Mientras lo hacía, creyó oír pasos acercándose por el corredor. Dejó de escribir y prestó un poco más de atención. Efectivamente, su agudizado sentido del oído, entrenado durante las largas semanas de confinamiento, no le engañaba. Alguien se aproximaba con paso rápido y contundente. Casi con total seguridad, ese alguien era Murphy, el celador encargado de su sección, un armario ropero de cuatro puertas a quien días atrás había escuchado furtivamente enfrascado en una conversación con un compañero acerca de los novedosos sistemas de microchips denominados RFID. Eran estos unos artilugios minúsculos, de tamaño inferior a un grano de arroz, que, una vez insertados bajo la piel entre los dedos índice y pulgar, proporcionaban a su portador infinidad de ventajas tales como abrir las puertas de casa o arrancar su vehículo sin necesidad de llaves, efectuar transacciones monetarias y, en definitiva, identificarse sin lugar a error posible con tan solo un movimiento de su mano derecha frente a un lector electrónico.

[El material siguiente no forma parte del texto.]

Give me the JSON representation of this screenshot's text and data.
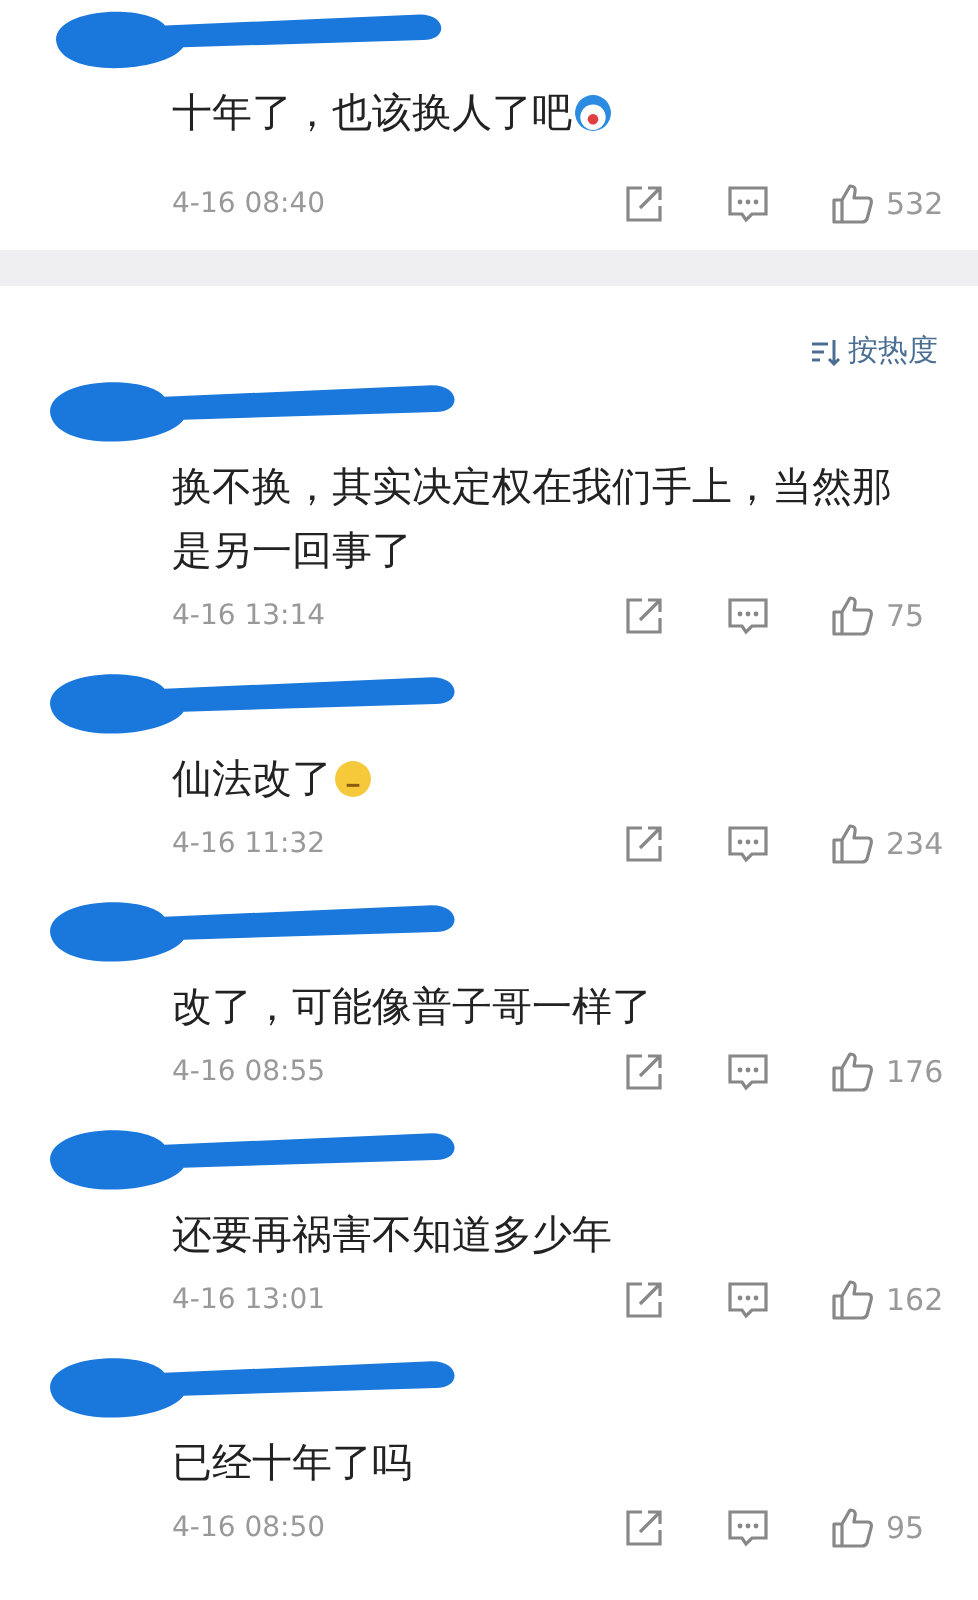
{
  "top_comment": {
    "redacted": true,
    "text": "十年了，也该换人了吧",
    "emoji": {
      "kind": "blue"
    },
    "time": "4-16 08:40",
    "likes": "532"
  },
  "sort": {
    "label": "按热度"
  },
  "comments": [
    {
      "redacted": true,
      "text": "换不换，其实决定权在我们手上，当然那是另一回事了",
      "time": "4-16 13:14",
      "likes": "75"
    },
    {
      "redacted": true,
      "text": "仙法改了",
      "emoji": {
        "kind": "yellow"
      },
      "time": "4-16 11:32",
      "likes": "234"
    },
    {
      "redacted": true,
      "text": "改了，可能像普子哥一样了",
      "time": "4-16 08:55",
      "likes": "176"
    },
    {
      "redacted": true,
      "text": "还要再祸害不知道多少年",
      "time": "4-16 13:01",
      "likes": "162"
    },
    {
      "redacted": true,
      "text": "已经十年了吗",
      "time": "4-16 08:50",
      "likes": "95"
    }
  ]
}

Pues bien, Murphy comentaba orgulloso a su colega cómo él ya se lo había hecho implantar aprovechando una oferta que era un auténtico chollo, ya que en poco más de año y medio sería obligatorio en todos los Estados Unidos y entonces a todo bicho viviente le entrarían las prisas y los centros autorizados para la realización de implantes aprovecharían para subir desmesuradamente los precios y hacer su agosto.
Para el hombre sin fe confinado en la habitación 333 aquello tenía mucha más importancia de la que el bueno de Murphy le habría dado en toda su vida. No era sino un eslabón más dentro de la larga cadena de acontecimientos que se habían estado sucediendo y que continuarían sucediéndose de no mediar algo o alguien para evitarlo. Recordó que, mientras escuchaba aquella inocente conversación, le había venido a la memoria un pasaje bíblico. Si bien nunca había sido un gran fan de la Biblia, aquel capítulo en concreto lo conocía al pie de la letra. Se trataba de una cita del Apocalipsis de San Juan.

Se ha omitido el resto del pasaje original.